Speaking to the daily Evrensel, TPI workers emphasized that they work in harsh conditions with very low wages. A female worker said, “Our benefits were gradually taken away from us. Although our salaries were low, they were still above the market. But the recent inflation and high cost of living have rapidly eroded our wages. The salary we receive is between 5,500-7,000 liras [$310-$400]. Our biggest problem is wages.”

Another TPI worker explained that workers breathe carcinogenic substances and described the health problems they face: “Asthma and COPD are the most common illnesses that our colleagues face. Herniated discs and dislocated shoulders due to heavy working conditions have become common problems for many of our colleagues.”

Workers are forced to work without high-quality personal protective equipment. This also has left them vulnerable to COVID-19 from the beginning. In 2020, TPI, in cooperation with the Petrol-İş union, continued to herd workers into the factory, setting a record with net sales of around $1.7 billion and production of more than 10,600 wind blades.

Another TPI worker exposes the conditions imposed on them in the factory by the company and the union, stating: “Shift supervisors use mobbing. Every operation we do inside is against the occupational safety rule. But in the factory, work comes first and then safety. We use and breathe in all kinds of chemicals you can think of such as spray, glass fiber, etc.. When there is an inspection, chemical dusty environments are cleaned.

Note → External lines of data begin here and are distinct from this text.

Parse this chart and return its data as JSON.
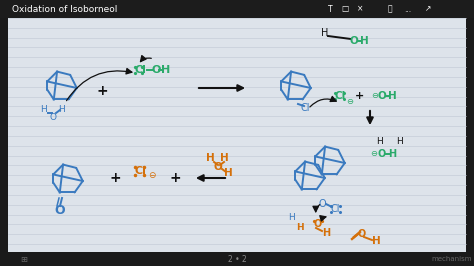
{
  "title": "Oxidation of Isoborneol",
  "bg_color": "#1a1a1a",
  "whiteboard_color": "#dde3ea",
  "ruled_line_color": "#bfc8d4",
  "line_color_blue": "#3a7abf",
  "line_color_green": "#2aaa6a",
  "line_color_orange": "#d4700a",
  "line_color_black": "#111111",
  "page_indicator": "2 • 2",
  "bottom_label": "mechanism"
}
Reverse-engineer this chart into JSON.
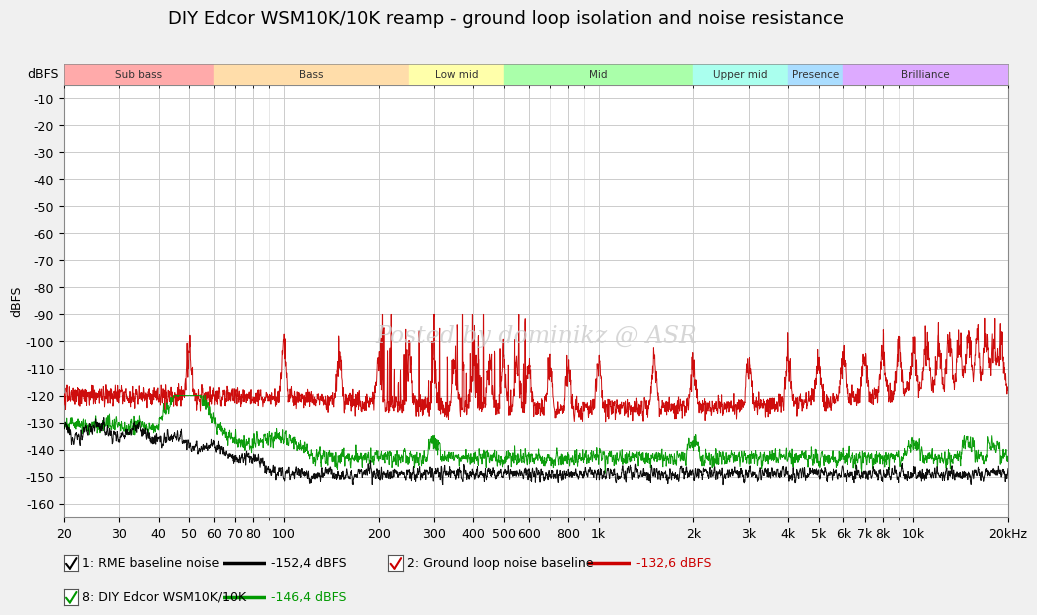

It is as if we have always worked in such an environment. But the reality is that we work in that chemical filth.”

The TPI Composite workers’ wildcat strike was isolated and suppressed from the very beginning by the Petrol-İş Union, which was strongly opposed to such a militant struggle. Neither the other members of Petrol-İş nor the members of the largest confederation, Türk-İş, were mobilized for solidarity. On the contrary, the union tried to end the strike with a holiday break. It repeatedly sought to get the workers to accept the same offer from the company.

In the union’s vote on Monday to end the strike, 1,519 workers voted no and 978 voted yes in two plants. Thus, workers overwhelmingly (61 percent) rejected the union-backed proposal to end the strike.

TPI workers must organize independently against the union's collaboration with the company and the sellout agreement. Otherwise Petrol-Is will repeat last year’s betrayal. In 2021, the union signed a sellout agreement in a hurry, without implementing the strike decision, and kept it secret from the workers. Workers learned about the contract from their shift supervisors, while those who opposed the union were reported to management and fired. Lessons need to be drawn from this fight.

The way forward for TPI workers and other workers entering the struggle is to take matters into their own hands, form independent rank-and-file committees and join the International Workers Alliance of Rank-and-File Committees (IWA-RFC) to call on the support of their class brothers and sisters in Turkey and around the world. Mack Trucks worker Will Lehman’s campaign for the presidency of the United Auto Workers (UAW) in the US is a critical initiative to develop this rank-and-file rebellion against the pro-corporate union apparatus. This rebelion needs to be developed in all factories everywhere.